There is a gap between needs for and supply of palliative care in many countries. Palliative care services are beginning to move beyond their cancer care origins to address needs more broadly defined [28], which increases the gap between this now more broadly defined need and supply. Although palliative care is still a small proportion of health budgets, growing provision will place a challenge on funders. Some resources may be released through improved efficiency in cost per visit, or in terms of a more efficient care path to death – fewer emergency department visits or reduced use of intensive care unit beds as examples – but additional resources may still be required.

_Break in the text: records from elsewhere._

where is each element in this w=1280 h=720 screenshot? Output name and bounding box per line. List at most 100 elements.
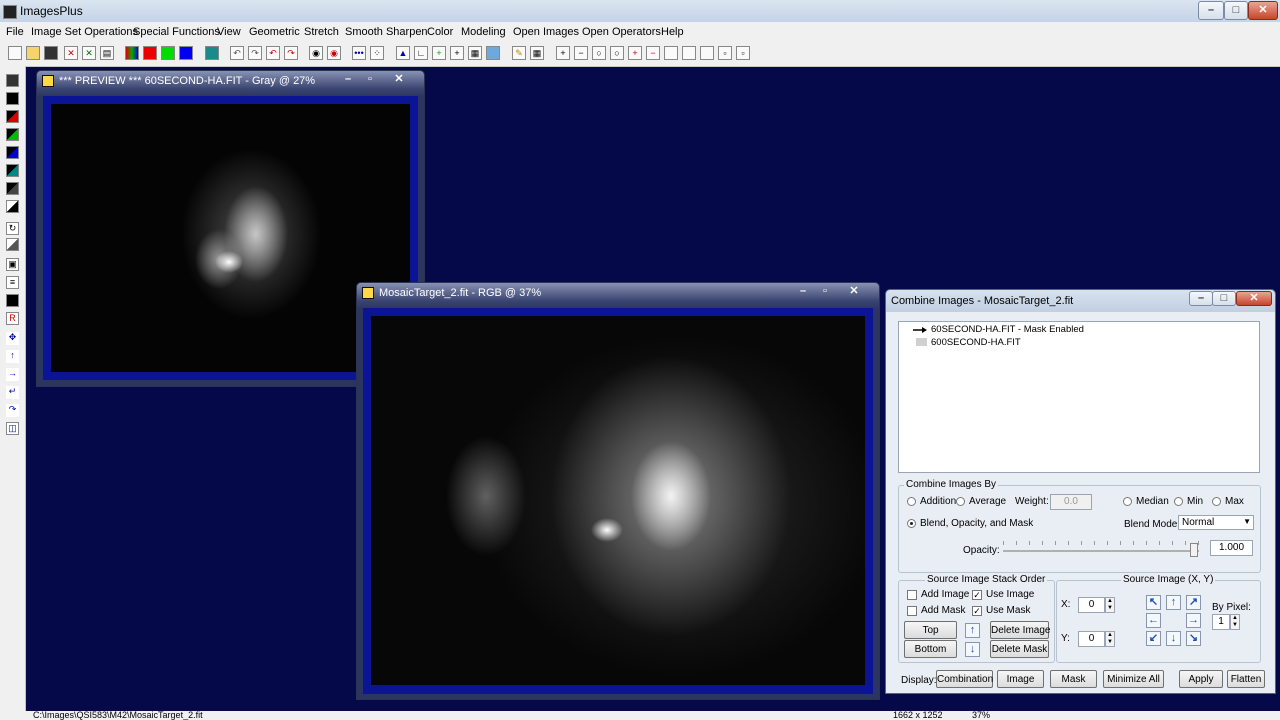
median-radio[interactable] <box>1123 497 1132 506</box>
black-tool-icon[interactable] <box>6 92 19 105</box>
redo-tool-icon[interactable]: ↷ <box>6 404 19 417</box>
dots-icon[interactable]: ••• <box>352 46 366 60</box>
mask-tool-icon[interactable] <box>6 294 19 307</box>
frame-5-icon[interactable]: ▫ <box>736 46 750 60</box>
add-mask-checkbox[interactable] <box>907 606 917 616</box>
select-tool-icon[interactable]: ▣ <box>6 258 19 271</box>
green-tool-icon[interactable] <box>6 128 19 141</box>
expand-icon[interactable]: + <box>628 46 642 60</box>
menu-smooth-sharpen[interactable]: Smooth Sharpen <box>345 26 428 38</box>
mosaic-nebula-image[interactable] <box>371 316 865 685</box>
plus-icon[interactable]: + <box>432 46 446 60</box>
cyan-tool-icon[interactable] <box>6 164 19 177</box>
frame-2-icon[interactable] <box>682 46 696 60</box>
mark-icon[interactable]: ◉ <box>327 46 341 60</box>
zoom-actual-icon[interactable]: ○ <box>610 46 624 60</box>
app-minimize-button[interactable]: – <box>1198 1 1224 20</box>
grid-icon[interactable] <box>205 46 219 60</box>
arrow-up-icon[interactable]: ↑ <box>1166 595 1181 610</box>
return-tool-icon[interactable]: ↵ <box>6 386 19 399</box>
top-button[interactable]: Top <box>904 621 957 639</box>
menu-open-images[interactable]: Open Images <box>513 26 579 38</box>
cross-icon[interactable]: + <box>450 46 464 60</box>
by-pixel-spinner[interactable]: ▲ ▼ <box>1230 614 1240 630</box>
info-tool-icon[interactable]: ◫ <box>6 422 19 435</box>
histogram-icon[interactable]: ▲ <box>396 46 410 60</box>
image-button[interactable]: Image <box>997 670 1044 688</box>
combine-maximize-button[interactable]: □ <box>1212 291 1236 306</box>
by-pixel-field[interactable]: 1 <box>1212 614 1230 630</box>
save-icon[interactable] <box>44 46 58 60</box>
bottom-button[interactable]: Bottom <box>904 640 957 658</box>
blue-channel-icon[interactable] <box>179 46 193 60</box>
combine-minimize-button[interactable]: – <box>1189 291 1213 306</box>
blend-radio[interactable] <box>907 519 916 528</box>
preview-close-button[interactable]: ✕ <box>387 73 411 87</box>
pencil-icon[interactable]: ✎ <box>512 46 526 60</box>
preview-maximize-button[interactable]: ▫ <box>358 73 382 87</box>
menu-help[interactable]: Help <box>661 26 684 38</box>
gray-tool-icon[interactable] <box>6 182 19 195</box>
right-tool-icon[interactable]: → <box>6 368 19 381</box>
frame-3-icon[interactable] <box>700 46 714 60</box>
menu-open-operators[interactable]: Open Operators <box>582 26 661 38</box>
close-all-icon[interactable]: ✕ <box>82 46 96 60</box>
target-icon[interactable]: ◉ <box>309 46 323 60</box>
redo-all-icon[interactable]: ↷ <box>284 46 298 60</box>
preview-minimize-button[interactable]: – <box>336 73 360 87</box>
tree-item-mask-enabled[interactable]: 60SECOND-HA.FIT - Mask Enabled <box>931 324 1084 335</box>
add-image-checkbox[interactable] <box>907 590 917 600</box>
mosaic-window[interactable]: MosaicTarget_2.fit - RGB @ 37% – ▫ ✕ <box>356 282 880 700</box>
combine-close-button[interactable]: ✕ <box>1236 291 1272 306</box>
green-channel-icon[interactable] <box>161 46 175 60</box>
menu-stretch[interactable]: Stretch <box>304 26 339 38</box>
menu-color[interactable]: Color <box>427 26 453 38</box>
delete-mask-button[interactable]: Delete Mask <box>990 640 1049 658</box>
arrow-up-icon[interactable]: ↑ <box>965 623 980 638</box>
weight-field[interactable]: 0.0 <box>1050 494 1092 510</box>
shrink-icon[interactable]: − <box>646 46 660 60</box>
blend-mode-select[interactable]: Normal ▼ <box>1178 515 1254 530</box>
flatten-button[interactable]: Flatten <box>1227 670 1265 688</box>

If palliative care is to become a universally accessible service, new approaches to funding, based on the experience of funding reforms in other parts of the health system, need to be adopted. However, the funding models used in acute in-patient care need to be adapted to take account of the unique nature of policy objectives for palliative care. As palliative care policies are redeveloped, funders should give explicit consideration to adopting new funding approaches as canvassed here to ensure funding policy and aspirational service objectives are aligned. Because policy objectives and contexts are country dependent, palliative care funding models will also differ across nations but hopefully will still allow for cross-national learning.

Conclusion

In conclusion, what has been argued in this paper is that palliative care decision-makers need to ensure that they assess the full range of potential palliative care funding designs, including assessing potential perverse incentives caused by their choices. The literature on palliative care funding design is still sparse. This provides an additional reason for policy makers to encourage reporting into the public domain of the design adopted and evaluations of the impact of new palliative care funding models.